Un poco más allá, al lado de la casa de Mónica, está ubicada la tienda de su hermana, donde venden el arequipe con guayaba, las conservas de pimentón, el chocolate relleno, el café de origen, y otras delicias que difícilmente se encuentran en otra parte de la región cafetera.
¿Qué magia tienen estos lugares, estos productos? No sabría decirlo con claridad, es algo que procede de su autenticidad, supongo, y que le aporta a lo que allí se ofrece una suerte de espíritu, un sello de calidad, un distintivo que da cuenta de su originalidad.

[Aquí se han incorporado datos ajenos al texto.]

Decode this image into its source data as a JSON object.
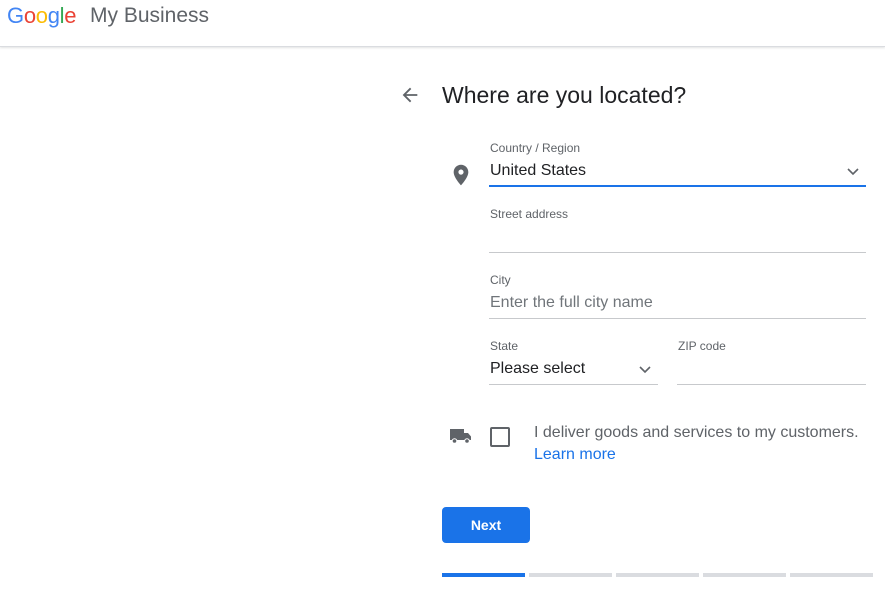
{
  "header": {
    "logo_letters": [
      {
        "char": "G",
        "color": "#4285F4"
      },
      {
        "char": "o",
        "color": "#EA4335"
      },
      {
        "char": "o",
        "color": "#FBBC05"
      },
      {
        "char": "g",
        "color": "#4285F4"
      },
      {
        "char": "l",
        "color": "#34A853"
      },
      {
        "char": "e",
        "color": "#EA4335"
      }
    ],
    "product_name": "My Business"
  },
  "page": {
    "title": "Where are you located?",
    "back_icon": "arrow-back-icon"
  },
  "form": {
    "country": {
      "label": "Country / Region",
      "value": "United States",
      "icon": "location-pin-icon"
    },
    "street": {
      "label": "Street address",
      "value": ""
    },
    "city": {
      "label": "City",
      "placeholder": "Enter the full city name"
    },
    "state": {
      "label": "State",
      "value": "Please select"
    },
    "zip": {
      "label": "ZIP code",
      "value": ""
    },
    "delivery": {
      "icon": "truck-icon",
      "checked": false,
      "text": "I deliver goods and services to my customers.",
      "link": "Learn more"
    }
  },
  "actions": {
    "next_label": "Next"
  },
  "progress": {
    "total_steps": 5,
    "current_step": 1
  },
  "colors": {
    "accent": "#1a73e8",
    "text_primary": "#202124",
    "text_secondary": "#5f6368"
  }
}
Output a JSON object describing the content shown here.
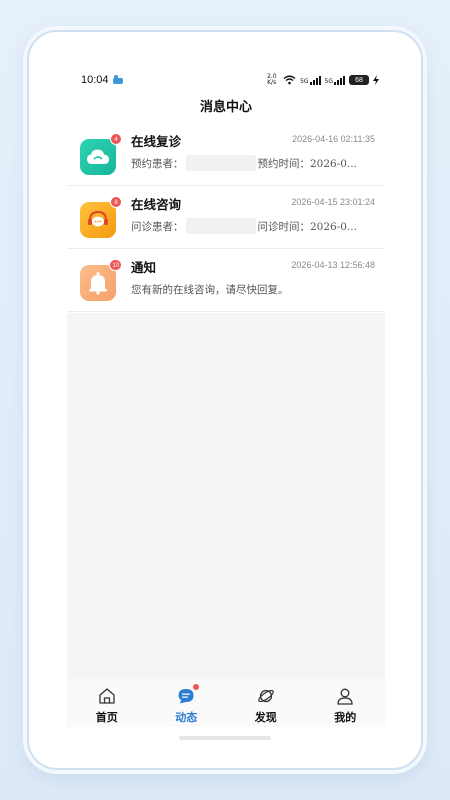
{
  "status_bar": {
    "time": "10:04",
    "net_speed": "2.0 K/s",
    "signal1_label": "5G",
    "signal2_label": "5G",
    "battery": "68"
  },
  "header": {
    "title": "消息中心"
  },
  "messages": [
    {
      "title": "在线复诊",
      "time": "2026-04-16 02:11:35",
      "badge": "4",
      "label_a": "预约患者：",
      "label_b": "预约时间：2026-0...",
      "icon": "cloud-icon",
      "color": "#23c7a5"
    },
    {
      "title": "在线咨询",
      "time": "2026-04-15 23:01:24",
      "badge": "8",
      "label_a": "问诊患者：",
      "label_b": "问诊时间：2026-0...",
      "icon": "chat-bubble-icon",
      "color": "#f7a51a"
    },
    {
      "title": "通知",
      "time": "2026-04-13 12:56:48",
      "badge": "10",
      "text": "您有新的在线咨询，请尽快回复。",
      "icon": "bell-icon",
      "color": "#f9b07a"
    }
  ],
  "tabbar": {
    "items": [
      {
        "label": "首页",
        "icon": "home-icon"
      },
      {
        "label": "动态",
        "icon": "message-icon",
        "active": true
      },
      {
        "label": "发现",
        "icon": "planet-icon"
      },
      {
        "label": "我的",
        "icon": "user-icon"
      }
    ]
  }
}
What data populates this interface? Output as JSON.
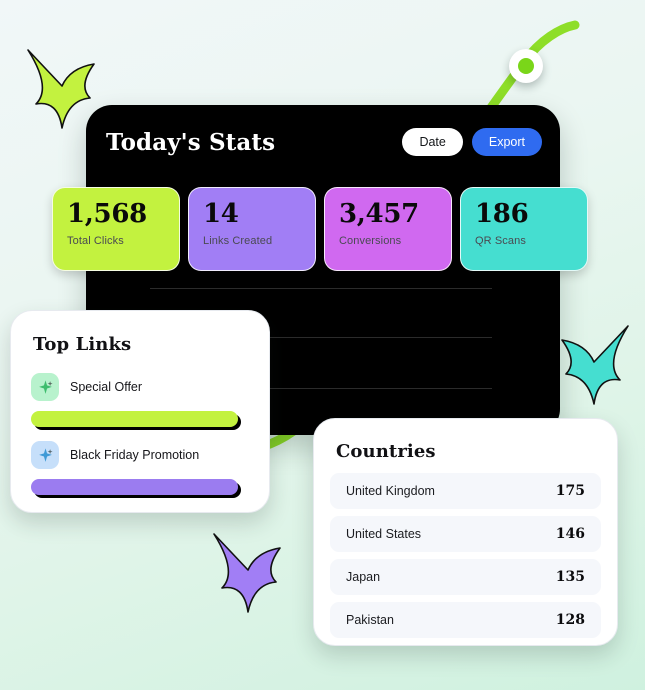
{
  "background": {
    "top_color": "#f1f7f8",
    "bottom_color": "#cff1df"
  },
  "dashboard": {
    "title": "Today's Stats",
    "panel_color": "#000000",
    "actions": [
      {
        "label": "Date",
        "name": "date-button",
        "bg": "#ffffff",
        "fg": "#15171a"
      },
      {
        "label": "Export",
        "name": "export-button",
        "bg": "#2f6bf0",
        "fg": "#ffffff"
      }
    ],
    "stats": [
      {
        "value": "1,568",
        "label": "Total Clicks",
        "color": "#c3f23f"
      },
      {
        "value": "14",
        "label": "Links Created",
        "color": "#a17ef5"
      },
      {
        "value": "3,457",
        "label": "Conversions",
        "color": "#d069f0"
      },
      {
        "value": "186",
        "label": "QR Scans",
        "color": "#45ded0"
      }
    ]
  },
  "trend_curve": {
    "color": "#8ede28",
    "marker_ring": "#ffffff",
    "marker_dot": "#7ad619"
  },
  "top_links": {
    "title": "Top Links",
    "items": [
      {
        "name": "Special Offer",
        "icon": "sparkle-icon",
        "icon_bg": "#b8f2cd",
        "icon_fg": "#3fbd6e",
        "bar_color": "#c3f23f",
        "bar_percent": 95
      },
      {
        "name": "Black Friday Promotion",
        "icon": "sparkle-icon",
        "icon_bg": "#c6dffa",
        "icon_fg": "#3f9ad6",
        "bar_color": "#9b7cf0",
        "bar_percent": 95
      }
    ]
  },
  "countries": {
    "title": "Countries",
    "rows": [
      {
        "name": "United Kingdom",
        "count": "175"
      },
      {
        "name": "United States",
        "count": "146"
      },
      {
        "name": "Japan",
        "count": "135"
      },
      {
        "name": "Pakistan",
        "count": "128"
      }
    ]
  },
  "decorations": {
    "sparkles": [
      {
        "name": "sparkle-green",
        "color": "#c3f23f"
      },
      {
        "name": "sparkle-teal",
        "color": "#45ded0"
      },
      {
        "name": "sparkle-purple",
        "color": "#a17ef5"
      }
    ]
  }
}
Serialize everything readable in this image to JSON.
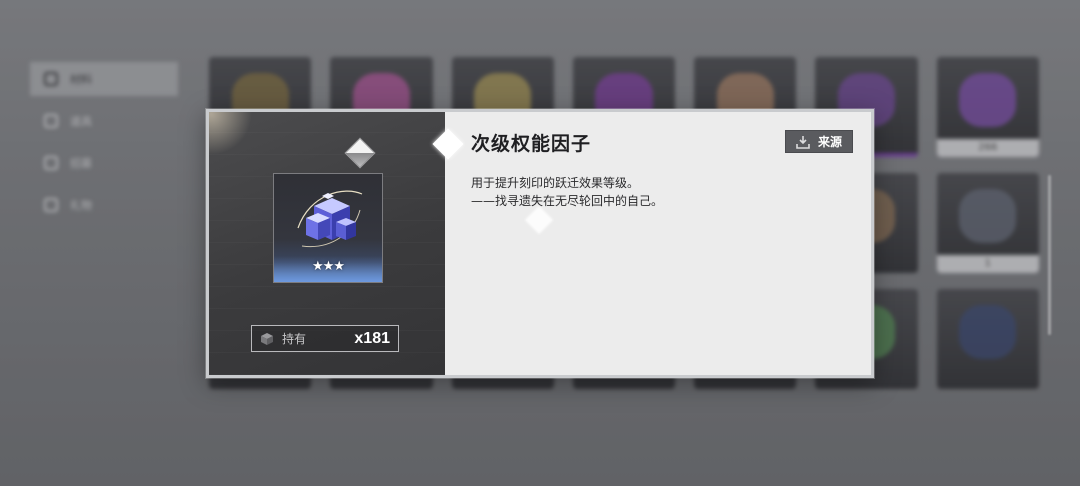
{
  "sidebar": {
    "items": [
      {
        "label": "材料",
        "icon": "materials-icon",
        "active": true
      },
      {
        "label": "道具",
        "icon": "props-icon",
        "active": false
      },
      {
        "label": "招募",
        "icon": "recruit-icon",
        "active": false
      },
      {
        "label": "礼物",
        "icon": "gift-icon",
        "active": false
      }
    ]
  },
  "grid": {
    "visible_counts": [
      "266",
      "1"
    ]
  },
  "modal": {
    "item_name": "次级权能因子",
    "stars": "★★★",
    "owned_label": "持有",
    "owned_count": "x181",
    "source_button_label": "来源",
    "description_line1": "用于提升刻印的跃迁效果等级。",
    "description_line2": "——找寻遗失在无尽轮回中的自己。",
    "rarity_stars": 3
  },
  "colors": {
    "modal_left_bg": "#3f3f41",
    "modal_right_bg": "#ececec",
    "button_bg": "#5a5b5f",
    "title_text": "#1f1f22",
    "item_glow": "#6f9cf0"
  }
}
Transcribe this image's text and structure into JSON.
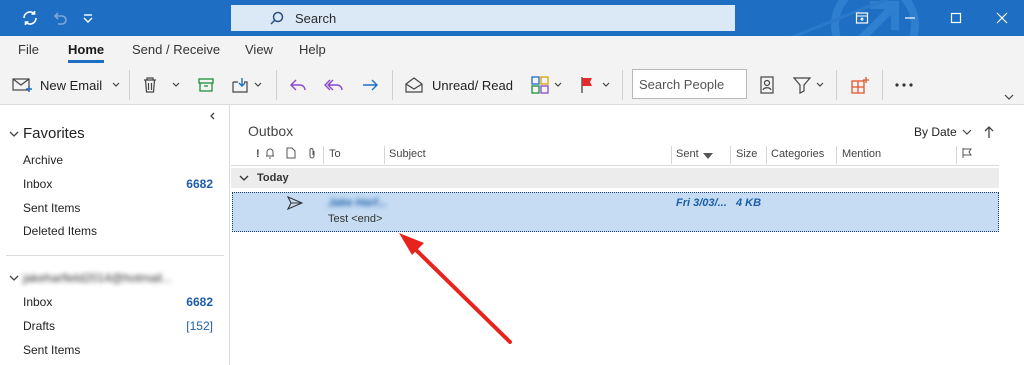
{
  "titlebar": {
    "search_label": "Search"
  },
  "tabs": [
    {
      "label": "File"
    },
    {
      "label": "Home"
    },
    {
      "label": "Send / Receive"
    },
    {
      "label": "View"
    },
    {
      "label": "Help"
    }
  ],
  "ribbon": {
    "new_email": "New Email",
    "unread_read": "Unread/ Read",
    "search_people_placeholder": "Search People"
  },
  "favorites": {
    "header": "Favorites",
    "items": [
      {
        "label": "Archive",
        "count": ""
      },
      {
        "label": "Inbox",
        "count": "6682"
      },
      {
        "label": "Sent Items",
        "count": ""
      },
      {
        "label": "Deleted Items",
        "count": ""
      }
    ]
  },
  "account": {
    "header": "jakeharfield2014@hotmail...",
    "items": [
      {
        "label": "Inbox",
        "count": "6682"
      },
      {
        "label": "Drafts",
        "count": "[152]"
      },
      {
        "label": "Sent Items",
        "count": ""
      }
    ]
  },
  "mail": {
    "folder_title": "Outbox",
    "sort_label": "By Date",
    "columns": {
      "importance": "!",
      "to": "To",
      "subject": "Subject",
      "sent": "Sent",
      "size": "Size",
      "categories": "Categories",
      "mention": "Mention"
    },
    "group": "Today",
    "message": {
      "to": "Jake Harf...",
      "subject": "Test <end>",
      "sent": "Fri 3/03/...",
      "size": "4 KB"
    }
  },
  "colors": {
    "accent": "#1e6fc3",
    "selection": "#c5dcf3",
    "annotation_arrow": "#e8221c"
  }
}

Me gusta pensar a Pijao desde esa perspectiva. Es la que admiro y hace que siempre quiera volver, aunque no es el pueblo más cercano y frecuentemente la carretera que de Rioverde conduce hasta él se encuentra interrumpida por derrumbes, razón por la cual es forzoso tomar la vía que pasa por Córdoba, carreteable que es, por decirlo de alguna manera, un grito en la lejanía, una proyección al vacío de paisajes fantásticos pero difíciles de recorrer a bordo de un vehículo corriente.
La otra perspectiva de Pijao que me habita es una que no quiero recordar, pero forzosamente me llega como un disparo. Es la de los aguacateros que cultivan masivamente estas montañas, agotan el agua de la región y, de paso, destruyen el paisaje cultural cafetero.
Sobre ellos tuve noticias indirectamente. Estando en una de mis visitas con unos estudiantes de medicina franceses que pasaron unos días por aquí, arribamos a Pijao para pasar la noche. Salimos, como es obligado, a dar una vuelta al parque central después de cenar en uno de los restaurantes disponibles. Algo perturbaba el ambiente aquella noche, una sensación que no podía establecer bien de dónde provenía, un ambiente que me inquietaba.
Le pedí a la persona que nos acompañaba que no se ubicara con los muchachos en ninguna fonda del parque central, tenía miedo de que se desatara una balacera. Más o menos de esa índole era mi impresión, instalada en mí a partir de la visión de borrachos que se paseaban ostentosos por las calles montando sus bestias de paso, de la música estridente, de los gritos ocasionales de quienes esa noche copaban los locales cercanos al principal espacio público del pueblo.
Me fui a dormir temprano con la inquietud de dejar solos a mis invitados, rodeados de lo que, pensé, eran personas vinculadas a la mafia.
Afortunadamente no sucedió nada que lamentar, pero al otro día pregunté la razón de mi percepción de la noche anterior, diciendo a mi interlocutor directamente: ¿hay muchos mafiosos en Pijao?
La respuesta que obtuve no fue menos inquietante, me dijeron: sí y no. Son caballistas, son los aguacateros, que vienen a ser como los nuevos mafiosos.
Pobre Pijao, me dije. Negras sombras se ciernen sobre su futuro porque las lógicas del dinero a borbotones arrasarán cualquier buena intención que se haya tenido o se tenga de conservar su estatus de pueblo real, de villa habitada por campesinos de carne y hueso.
Pobre Pijao, pensé otra vez, que se debate entre las tensiones propias de la economía del sistema capitalista, que quiere vender las bondades de su ser autóctono, pero que, de seguir así, será invadido por una horda que cada vez copará todos sus espacios hasta despojarlos de todo significado, y desplazará, inevitablemente, a los pobladores tradicionales.
Pobre Pijao que en la búsqueda de alternativas de subsistencia se topó con el nuevo petróleo, el cultivo masivo de aguacates, que, como el oro negro, destruye las aguas y seca los manantiales, y que vaciará su cultura para reemplazarla con las extravagancias del dinero fácil.
Pobre Paisaje Cultural Cafetero, me dije, que no pasa de ser una retórica frágil, tambaleante, y cada vez más lejana.